Hoe moet ik een goede inleiding schrijven?
De inleiding is het eerste hoofdstuk van je scriptie en vormt hierbij het beginpunt van je onderzoek. In je inleiding introduceer je je onderwerp, stelt de probleemstelling op en vertelt je doelstelling en je onderzoeksvragen. Verder maak je een korte beschrijving van de onderzoeksopzet en maak je een leeswijzer.

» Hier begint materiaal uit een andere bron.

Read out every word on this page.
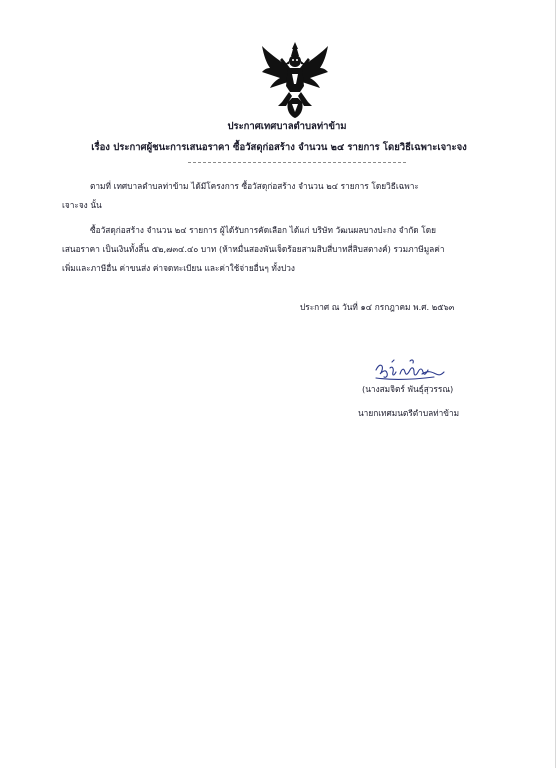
ประกาศเทศบาลตำบลท่าข้าม
เรื่อง ประกาศผู้ชนะการเสนอราคา ซื้อวัสดุก่อสร้าง จำนวน ๒๔ รายการ โดยวิธีเฉพาะเจาะจง
ตามที่ เทศบาลตำบลท่าข้าม ได้มีโครงการ ซื้อวัสดุก่อสร้าง จำนวน ๒๔ รายการ โดยวิธีเฉพาะ
เจาะจง นั้น
ซื้อวัสดุก่อสร้าง จำนวน ๒๔ รายการ ผู้ได้รับการคัดเลือก ได้แก่ บริษัท วัฒนผลบางปะกง จำกัด โดย
เสนอราคา เป็นเงินทั้งสิ้น ๕๒,๗๓๔.๔๐ บาท (ห้าหมื่นสองพันเจ็ดร้อยสามสิบสี่บาทสี่สิบสตางค์) รวมภาษีมูลค่า
เพิ่มและภาษีอื่น ค่าขนส่ง ค่าจดทะเบียน และค่าใช้จ่ายอื่นๆ ทั้งปวง
ประกาศ ณ วันที่ ๑๔ กรกฎาคม พ.ศ. ๒๕๖๓
(นางสมจิตร์ พันธุ์สุวรรณ)
นายกเทศมนตรีตำบลท่าข้าม
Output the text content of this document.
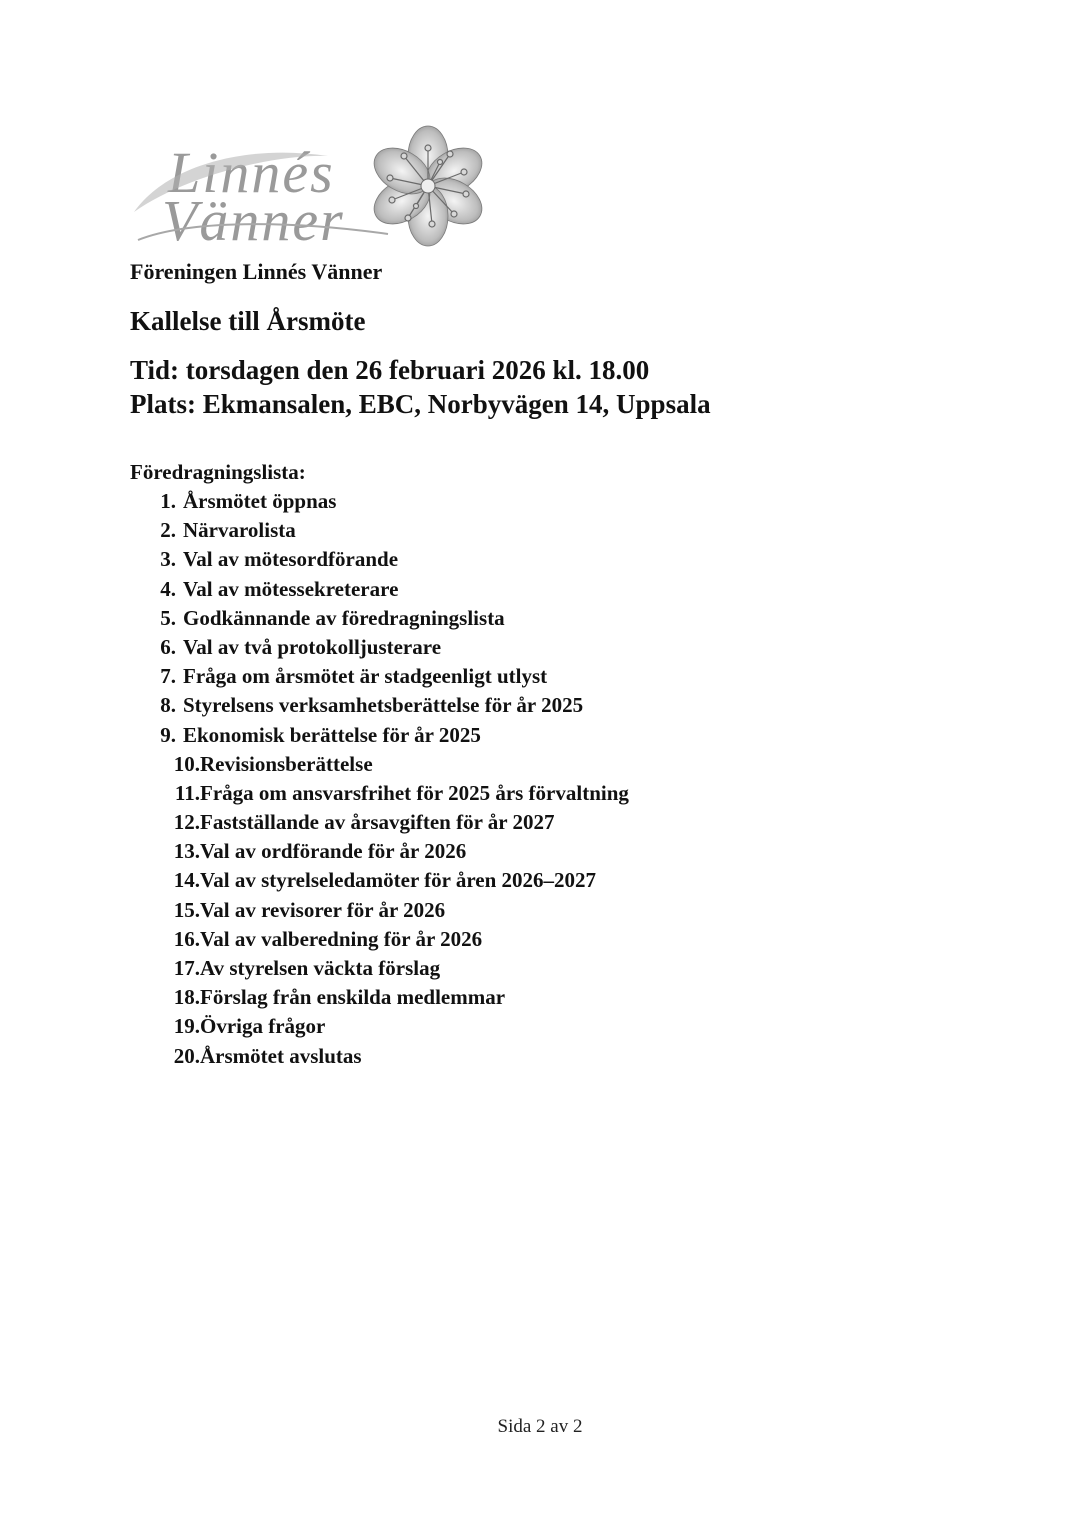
Linnés
Vänner

Föreningen Linnés Vänner

Kallelse till Årsmöte
Tid: torsdagen den 26 februari 2026 kl. 18.00
Plats: Ekmansalen, EBC, Norbyvägen 14, Uppsala

Föredragningslista:

1. Årsmötet öppnas
2. Närvarolista
3. Val av mötesordförande
4. Val av mötessekreterare
5. Godkännande av föredragningslista
6. Val av två protokolljusterare
7. Fråga om årsmötet är stadgeenligt utlyst
8. Styrelsens verksamhetsberättelse för år 2025
9. Ekonomisk berättelse för år 2025
10. Revisionsberättelse
11. Fråga om ansvarsfrihet för 2025 års förvaltning
12. Fastställande av årsavgiften för år 2027
13. Val av ordförande för år 2026
14. Val av styrelseledamöter för åren 2026–2027
15. Val av revisorer för år 2026
16. Val av valberedning för år 2026
17. Av styrelsen väckta förslag
18. Förslag från enskilda medlemmar
19. Övriga frågor
20. Årsmötet avslutas
Sida 2 av 2
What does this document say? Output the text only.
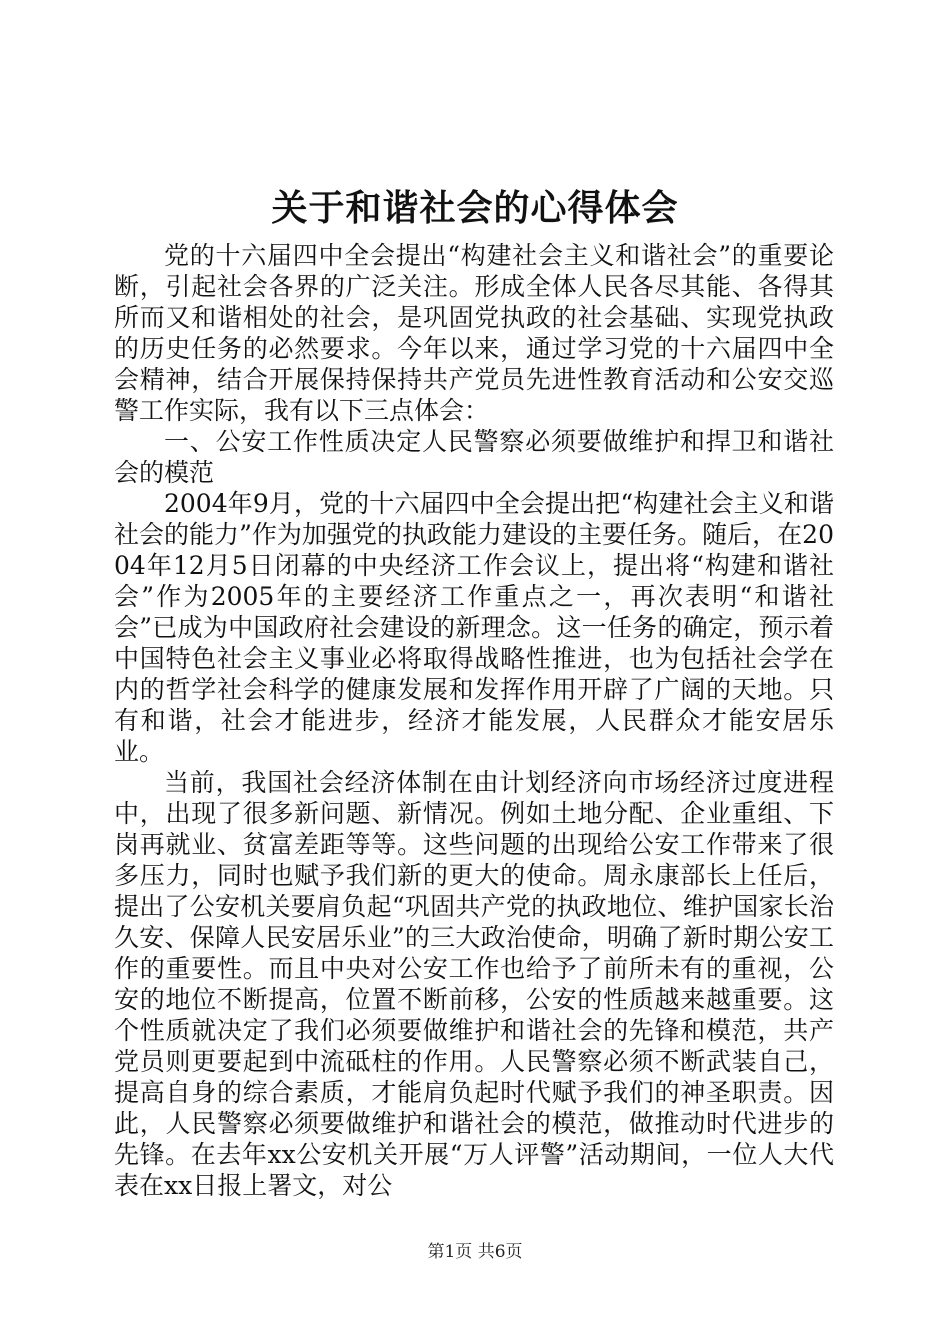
关于和谐社会的心得体会

党的十六届四中全会提出“构建社会主义和谐社会”的重要论断，引起社会各界的广泛关注。形成全体人民各尽其能、各得其所而又和谐相处的社会，是巩固党执政的社会基础、实现党执政的历史任务的必然要求。今年以来，通过学习党的十六届四中全会精神，结合开展保持保持共产党员先进性教育活动和公安交巡警工作实际，我有以下三点体会：

一、公安工作性质决定人民警察必须要做维护和捍卫和谐社会的模范

2004年9月，党的十六届四中全会提出把“构建社会主义和谐社会的能力”作为加强党的执政能力建设的主要任务。随后，在2004年12月5日闭幕的中央经济工作会议上，提出将“构建和谐社会”作为2005年的主要经济工作重点之一，再次表明“和谐社会”已成为中国政府社会建设的新理念。这一任务的确定，预示着中国特色社会主义事业必将取得战略性推进，也为包括社会学在内的哲学社会科学的健康发展和发挥作用开辟了广阔的天地。只有和谐，社会才能进步，经济才能发展，人民群众才能安居乐业。

当前，我国社会经济体制在由计划经济向市场经济过度进程中，出现了很多新问题、新情况。例如土地分配、企业重组、下岗再就业、贫富差距等等。这些问题的出现给公安工作带来了很多压力，同时也赋予我们新的更大的使命。周永康部长上任后，提出了公安机关要肩负起“巩固共产党的执政地位、维护国家长治久安、保障人民安居乐业”的三大政治使命，明确了新时期公安工作的重要性。而且中央对公安工作也给予了前所未有的重视，公安的地位不断提高，位置不断前移，公安的性质越来越重要。这个性质就决定了我们必须要做维护和谐社会的先锋和模范，共产党员则更要起到中流砥柱的作用。人民警察必须不断武装自己，提高自身的综合素质，才能肩负起时代赋予我们的神圣职责。因此，人民警察必须要做维护和谐社会的模范，做推动时代进步的先锋。在去年xx公安机关开展“万人评警”活动期间，一位人大代表在xx日报上署文，对公

第1页 共6页
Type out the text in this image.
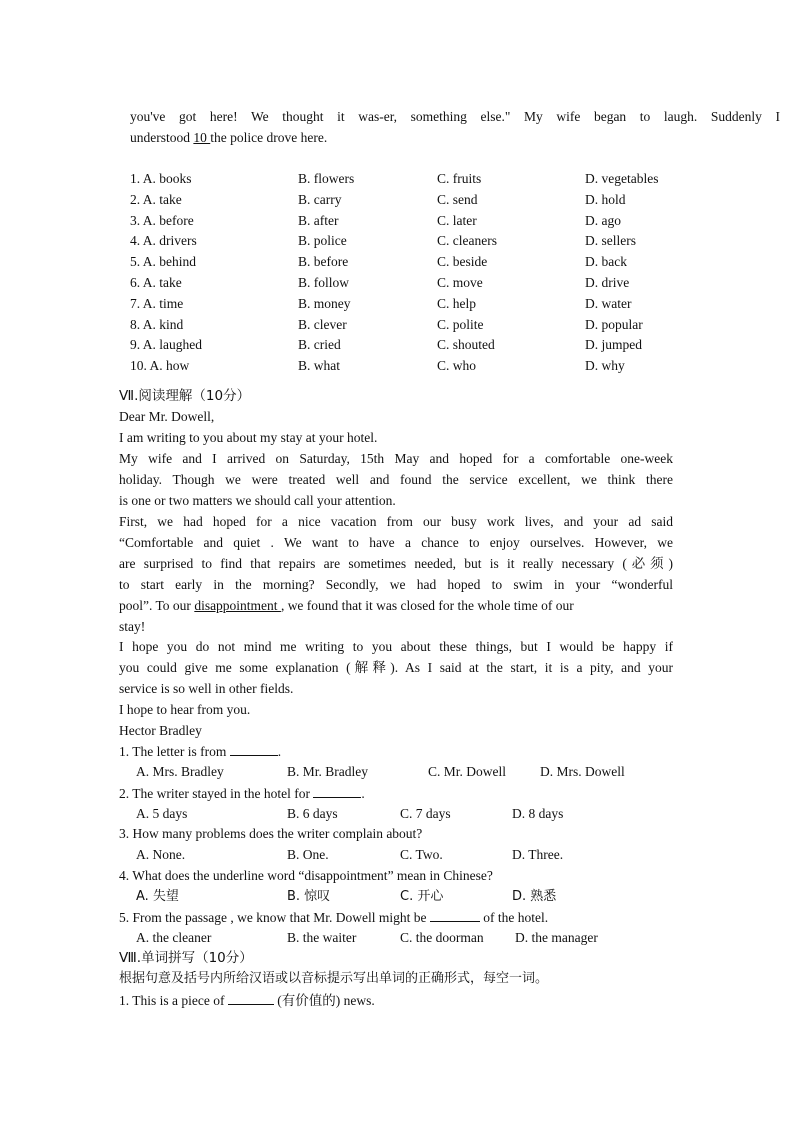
you've got here! We thought it was-er, something else." My wife began to laugh. Suddenly I
understood 10 the police drove here.
1. A. books	B. flowers	C. fruits	D. vegetables
2. A. take	B. carry	C. send	D. hold
3. A. before	B. after	C. later	D. ago
4. A. drivers	B. police	C. cleaners	D. sellers
5. A. behind	B. before	C. beside	D. back
6. A. take	B. follow	C. move	D. drive
7. A. time	B. money	C. help	D. water
8. A. kind	B. clever	C. polite	D. popular
9. A. laughed	B. cried	C. shouted	D. jumped
10. A. how	B. what	C. who	D. why
Ⅶ.阅读理解（10分）
Dear Mr. Dowell,
I am writing to you about my stay at your hotel.
My wife and I arrived on Saturday, 15th May and hoped for a comfortable one-week
holiday. Though we were treated well and found the service excellent, we think there
is one or two matters we should call your attention.
First, we had hoped for a nice vacation from our busy work lives, and your ad said
“Comfortable and quiet . We want to have a chance to enjoy ourselves. However, we
are surprised to find that repairs are sometimes needed, but is it really necessary (必须)
to start early in the morning? Secondly, we had hoped to swim in your “wonderful
pool”. To our disappointment , we found that it was closed for the whole time of our
stay!
I hope you do not mind me writing to you about these things, but I would be happy if
you could give me some explanation (解释). As I said at the start, it is a pity, and your
service is so well in other fields.
I hope to hear from you.
Hector Bradley
1. The letter is from	.
A. Mrs. Bradley	B. Mr. Bradley	C. Mr. Dowell	D. Mrs. Dowell
2. The writer stayed in the hotel for	.
A. 5 days	B. 6 days	C. 7 days	D. 8 days
3. How many problems does the writer complain about?
A. None.	B. One.	C. Two.	D. Three.
4. What does the underline word “disappointment” mean in Chinese?
A. 失望	B. 惊叹	C. 开心	D. 熟悉
5. From the passage , we know that Mr. Dowell might be	of the hotel.
A. the cleaner	B. the waiter	C. the doorman D. the manager
Ⅷ.单词拼写（10分）
根据句意及括号内所给汉语或以音标提示写出单词的正确形式，每空一词。
1. This is a piece of	(有价值的) news.
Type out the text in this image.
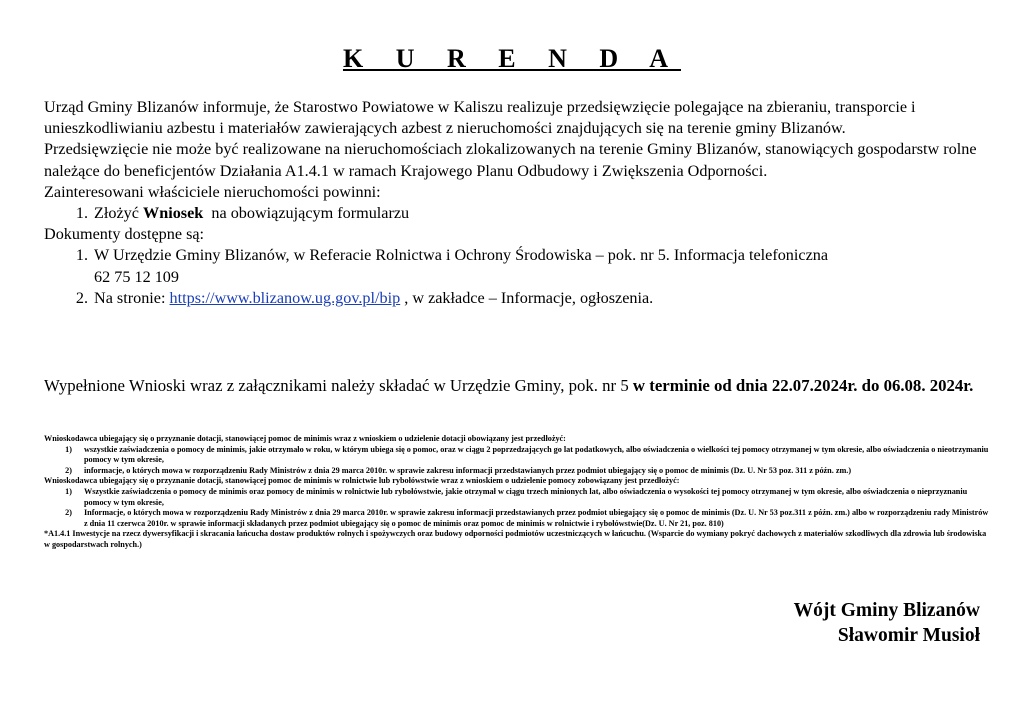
K U R E N D A

Urząd Gminy Blizanów informuje, że Starostwo Powiatowe w Kaliszu realizuje przedsięwzięcie polegające na zbieraniu, transporcie i unieszkodliwianiu azbestu i materiałów zawierających azbest z nieruchomości znajdujących się na terenie gminy Blizanów.

Przedsięwzięcie nie może być realizowane na nieruchomościach zlokalizowanych na terenie Gminy Blizanów, stanowiących gospodarstw rolne należące do beneficjentów Działania A1.4.1 w ramach Krajowego Planu Odbudowy i Zwiększenia Odporności.

Zainteresowani właściciele nieruchomości powinni:

1. Złożyć Wniosek  na obowiązującym formularzu

Dokumenty dostępne są:

1. W Urzędzie Gminy Blizanów, w Referacie Rolnictwa i Ochrony Środowiska – pok. nr 5. Informacja telefoniczna
62 75 12 109
2. Na stronie: https://www.blizanow.ug.gov.pl/bip , w zakładce – Informacje, ogłoszenia.
Wypełnione Wnioski wraz z załącznikami należy składać w Urzędzie Gminy, pok. nr 5 w terminie od dnia 22.07.2024r. do 06.08. 2024r.

Wnioskodawca ubiegający się o przyznanie dotacji, stanowiącej pomoc de minimis wraz z wnioskiem o udzielenie dotacji obowiązany jest przedłożyć:

1)	wszystkie zaświadczenia o pomocy de minimis, jakie otrzymało w roku, w którym ubiega się o pomoc, oraz w ciągu 2 poprzedzających go lat podatkowych, albo oświadczenia o wielkości tej pomocy otrzymanej w tym okresie, albo oświadczenia o nieotrzymaniu pomocy w tym okresie,
2)	informacje, o których mowa w rozporządzeniu Rady Ministrów z dnia 29 marca 2010r. w sprawie zakresu informacji przedstawianych przez podmiot ubiegający się o pomoc de minimis (Dz. U. Nr 53 poz. 311 z późn. zm.)

Wnioskodawca ubiegający się o przyznanie dotacji, stanowiącej pomoc de minimis w rolnictwie lub rybołówstwie wraz z wnioskiem o udzielenie pomocy zobowiązany jest przedłożyć:

1)	Wszystkie zaświadczenia o pomocy de minimis oraz pomocy de minimis w rolnictwie lub rybołówstwie, jakie otrzymał w ciągu trzech minionych lat, albo oświadczenia o wysokości tej pomocy otrzymanej w tym okresie, albo oświadczenia o nieprzyznaniu pomocy w tym okresie,
2)	Informacje, o których mowa w rozporządzeniu Rady Ministrów z dnia 29 marca 2010r. w sprawie zakresu informacji przedstawianych przez podmiot ubiegający się o pomoc de minimis (Dz. U. Nr 53 poz.311 z późn. zm.) albo w rozporządzeniu rady Ministrów z dnia 11 czerwca 2010r. w sprawie informacji składanych przez podmiot ubiegający się o pomoc de minimis oraz pomoc de minimis w rolnictwie i rybołówstwie(Dz. U. Nr 21, poz. 810)

*A1.4.1 Inwestycje na rzecz dywersyfikacji i skracania łańcucha dostaw produktów rolnych i spożywczych oraz budowy odporności podmiotów uczestniczących w łańcuchu. (Wsparcie do wymiany pokryć dachowych z materiałów szkodliwych dla zdrowia lub środowiska w gospodarstwach rolnych.)

Wójt Gminy Blizanów
Sławomir Musioł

Wat is het doel van een inleiding?
Je onderwerp introduceren en interesse opwekken bij de lezer
Dit kan je natuurlijk heel simpel houden, maar de interesse van de lezer kan je op verschillende manieren opwekken:
- Over de actualiteit beginnen
- Aansporen door middel van een opvallende uitspraak
- Beginnen met een historische achtergrond
- Voorbeelden gebruiken uit het dagelijks leven
De relevantie van het onderwerp aantonen
Overtuig de lezer van de wetenschappelijke praktische relevantie.
Aankondigen wat voor onderzoek in de scriptie volgt
Je stelt de probleemstelling op en vertelt je doelstelling en je onderzoeksvragen. Verder maak je een korte beschrijving van de onderzoeksopzet en maak je een leeswijzer, zodat de lezer weet wat hij of zij van je scriptie kan verwachten.
Checklist voor je inleiding
- Aanleiding
- Onderzoek afbakenen
- Organisatieomschrijving, indien van toepassing
- De stand van zaken binnen de wetenschap
- Theoretische en praktische relevantie van het onderzoek
- Probleemstelling, doelstelling en onderzoeksvragen
- Korte beschrijving van de onderzoeksopzet
- Leeswijzer
Aanleiding
Hierin introduceer je je onderwerp en waarom je dit onderzoek wilt houden. Dus letterlijk: "Wat is de aanleiding van het onderzoek?" Dit kan je doen door middel van:
- Over de actualiteit beginnen
- Aansporen door middel van een opvallende uitspraak
- Beginnen met een historische achtergrond
- Voorbeelden gebruiken uit het dagelijks leven
Onderzoek afbakenen
Een veelgemaakte fout is dat men hun onderzoek veel te breed houden. Zorg ervoor dat je dit gelijk afbakent en een deelonderwerp doet van je onderwerp.
Organisatieomschrijving
Dit is alleen van toepassing als je je onderzoek doet voor een bedrijf. Hier kan je het hebben over de geschiedenis, het type organisatie, missie, visie, organisatiestructuur en de kernactiviteiten van het bedrijf.
De stand van zaken binnen de wetenschap
In dit onderdeel kan je laten zien wat voor informatie er al is over jouw onderwerp en wat er nog niet is, ga jij onderzoeken. Op basis hiervan kan je je relevantie aantonen.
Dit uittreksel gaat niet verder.